About Spider and Explorer, I can't agree. I've made hundreds of tests with the IE cache and I can tell you that explorer.exe doesn't show only valid records. The number of files showed by explorer for my TIF folder never correspond to the reality. I use Total Commander to see ALL the files, including the stray files created by OE which never appear in explorer.exe, the index.dat, the desktop.ini's. There are a lot of files which appear in explorer but they are not in the TIF. The opposite is also true : recently, I had checked the option to delete the cache files when IE closes (sorry, I don't know the right name of the option as I have a French Windows). After the closing of IE, explorer showed only the cookies, no more cache files. But Total Commander showed me 400 (!) files which were still present.

David Pochron (the CacheSentry conceptor) has made a little freeware which handles IE bugs :

the random deletion bug, the stray file bug, the cache size bug are three bugs but there are others.

Here is an excerpt of the help file :

This is a program that fixes serious bugs in the Internet Explorer cache manager (versions 3.0 on up through and including Internet Explorer for Windows ME, and IE5.5 SP1). This program basically takes over the job of managing the cache from Internet Explorer, and the result is your web browsing session will be more enjoyable. CacheSentry isn't like those "web accelleration" programs that hook into IE and attempt to make guesses about your browsing habits. CacheSentry simply does a better job of removing files from the cache, and fixes a few other bugs present in most versions of Internet Explorer.

CacheSentry here : http://www.ticon.net/~dpoch/enigmatic/index.html

Pierre.


----------



## WhitPhil (Oct 4, 2000)

Pierre;
I forgot to define "valid" To Windows, the valid entries are those in the index.dat file, and that is all that windows displays.

The registry is a database file, and deleted entries are only marked as being deleted. That is why a Scanreg/Opt results in a smaller registry.

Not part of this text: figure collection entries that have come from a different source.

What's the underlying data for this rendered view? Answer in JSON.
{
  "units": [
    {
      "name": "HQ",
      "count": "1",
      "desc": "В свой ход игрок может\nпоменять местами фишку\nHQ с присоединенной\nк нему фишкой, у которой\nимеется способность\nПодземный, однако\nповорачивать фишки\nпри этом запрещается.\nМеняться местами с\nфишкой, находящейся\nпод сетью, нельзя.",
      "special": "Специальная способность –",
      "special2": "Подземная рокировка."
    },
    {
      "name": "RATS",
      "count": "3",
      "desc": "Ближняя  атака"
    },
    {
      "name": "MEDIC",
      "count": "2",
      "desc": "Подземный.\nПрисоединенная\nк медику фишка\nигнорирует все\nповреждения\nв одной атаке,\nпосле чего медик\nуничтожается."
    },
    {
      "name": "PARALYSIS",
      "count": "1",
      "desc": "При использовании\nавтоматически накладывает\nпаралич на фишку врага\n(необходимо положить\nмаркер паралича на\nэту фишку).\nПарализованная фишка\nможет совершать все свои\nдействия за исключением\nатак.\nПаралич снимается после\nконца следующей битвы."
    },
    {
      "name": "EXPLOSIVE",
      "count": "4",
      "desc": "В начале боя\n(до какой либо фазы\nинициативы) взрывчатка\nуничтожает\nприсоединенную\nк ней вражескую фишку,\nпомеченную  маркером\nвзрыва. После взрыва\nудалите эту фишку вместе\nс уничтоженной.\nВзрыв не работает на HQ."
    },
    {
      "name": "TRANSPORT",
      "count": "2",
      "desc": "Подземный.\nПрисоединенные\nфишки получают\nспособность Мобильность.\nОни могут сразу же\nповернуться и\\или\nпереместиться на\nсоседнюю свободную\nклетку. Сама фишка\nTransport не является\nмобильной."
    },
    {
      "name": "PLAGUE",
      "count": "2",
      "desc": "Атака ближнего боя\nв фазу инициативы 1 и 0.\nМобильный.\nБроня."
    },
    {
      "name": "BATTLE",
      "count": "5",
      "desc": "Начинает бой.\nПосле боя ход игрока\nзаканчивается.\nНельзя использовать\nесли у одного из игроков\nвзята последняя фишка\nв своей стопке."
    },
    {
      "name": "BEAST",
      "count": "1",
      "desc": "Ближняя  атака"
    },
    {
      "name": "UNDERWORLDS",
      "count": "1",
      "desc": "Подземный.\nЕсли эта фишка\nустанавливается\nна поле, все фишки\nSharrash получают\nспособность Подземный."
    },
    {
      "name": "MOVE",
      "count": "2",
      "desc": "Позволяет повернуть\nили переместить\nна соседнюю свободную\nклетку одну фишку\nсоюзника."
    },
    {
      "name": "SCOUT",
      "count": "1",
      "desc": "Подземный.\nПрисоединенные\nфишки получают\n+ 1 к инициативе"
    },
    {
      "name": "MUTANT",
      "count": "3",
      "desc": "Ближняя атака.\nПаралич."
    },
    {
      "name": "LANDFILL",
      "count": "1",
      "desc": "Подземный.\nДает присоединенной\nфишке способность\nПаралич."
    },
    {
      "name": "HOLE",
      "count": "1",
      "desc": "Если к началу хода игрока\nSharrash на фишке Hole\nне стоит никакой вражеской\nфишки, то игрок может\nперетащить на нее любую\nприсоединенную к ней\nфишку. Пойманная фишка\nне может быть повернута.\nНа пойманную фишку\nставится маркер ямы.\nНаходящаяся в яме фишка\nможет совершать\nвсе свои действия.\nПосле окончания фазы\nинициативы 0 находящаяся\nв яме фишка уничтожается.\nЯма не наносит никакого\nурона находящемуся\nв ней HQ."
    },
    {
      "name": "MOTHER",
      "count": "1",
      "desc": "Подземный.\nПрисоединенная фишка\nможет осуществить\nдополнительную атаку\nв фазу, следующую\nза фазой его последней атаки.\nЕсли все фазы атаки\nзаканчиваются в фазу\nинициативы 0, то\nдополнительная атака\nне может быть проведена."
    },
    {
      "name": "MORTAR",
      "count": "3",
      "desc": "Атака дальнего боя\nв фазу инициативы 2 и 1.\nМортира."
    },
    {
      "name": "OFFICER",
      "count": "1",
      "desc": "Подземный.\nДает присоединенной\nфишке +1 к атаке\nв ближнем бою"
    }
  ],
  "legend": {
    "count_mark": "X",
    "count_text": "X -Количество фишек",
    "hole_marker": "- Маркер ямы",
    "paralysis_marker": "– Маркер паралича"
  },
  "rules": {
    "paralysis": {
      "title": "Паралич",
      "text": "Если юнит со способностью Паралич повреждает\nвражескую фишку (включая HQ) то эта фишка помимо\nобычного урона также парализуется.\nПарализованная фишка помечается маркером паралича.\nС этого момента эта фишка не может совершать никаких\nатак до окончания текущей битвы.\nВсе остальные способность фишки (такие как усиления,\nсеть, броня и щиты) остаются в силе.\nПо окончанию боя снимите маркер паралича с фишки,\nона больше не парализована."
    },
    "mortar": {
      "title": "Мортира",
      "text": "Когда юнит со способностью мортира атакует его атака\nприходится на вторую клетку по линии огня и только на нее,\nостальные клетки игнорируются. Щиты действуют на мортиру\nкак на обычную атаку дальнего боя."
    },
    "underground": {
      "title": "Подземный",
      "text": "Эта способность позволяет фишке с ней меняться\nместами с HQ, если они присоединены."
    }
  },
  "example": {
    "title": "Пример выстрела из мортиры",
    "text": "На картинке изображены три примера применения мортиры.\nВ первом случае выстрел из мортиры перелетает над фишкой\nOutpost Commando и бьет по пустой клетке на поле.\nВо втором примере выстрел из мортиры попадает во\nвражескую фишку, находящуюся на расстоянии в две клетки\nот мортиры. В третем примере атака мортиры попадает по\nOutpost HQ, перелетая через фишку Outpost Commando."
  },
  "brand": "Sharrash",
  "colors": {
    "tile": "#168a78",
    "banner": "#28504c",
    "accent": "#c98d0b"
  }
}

If you want to do a test, create a key under HKLM/Software called THISTESTKEY
Exit Regedit (I don't think this is required but ....)
Run Regedit and delete that key.
Run Wordpad (or any other text editor) and search for THISTEST

It will be found.


----------



## pgriffet (Aug 10, 2002)

Hi WhitPhil. You are right about the keys and values deleted in the registry. They are only marked deleted. As I often compact my registry, I thought the delete was immediate, I mean that the key was replaced with padding characters, as it does in the index.dat when you remove urls in explorer.exe.
About what you call valid entries in the index.dat, I agree but I can't trust explorer.exe because it doesn't show the reality. That's true for the Recycle Bin, for the TIF folders, actually, all the "special" folders that are driven by a desktop.ini which shows what MS wants we see. That's the reason why I use a third-party file manager to know exactly what is going on with my files. 
If IExplore.exe wouldn't show exactly a website as it is designed, everybody should rightly yell. However, that's what explorer.exe does and nobody seems to react, surprisingly.
Actually, the problem isn't that there are bugs in IE or explorer.exe. The problem is that MS doesn't speak about bugs (they prefer issues) and they don't explain what's going on with the cache. I've often read paranoid comments about the index.dat which is sort of MS spy to trace our surf habits for a lot of anti-MS people. I've found some information in Technet about the cache but MS has never clearly explained what's the purpose of the TIF index.dat, no more than an index to allow a faster Internet access to websites. There is no MS conspiracy but Gates feeds this myth with his silence. I've read an incredible comment from Jim Eshelman about MS programmers who have worked on XP, take a look here : http://www.aumha.org/elist.htm and search for "virtual memory and windows XP". I don't know what they fear as MS has 90% of the market, they behave as a victim of persecution.

Pierre.


----------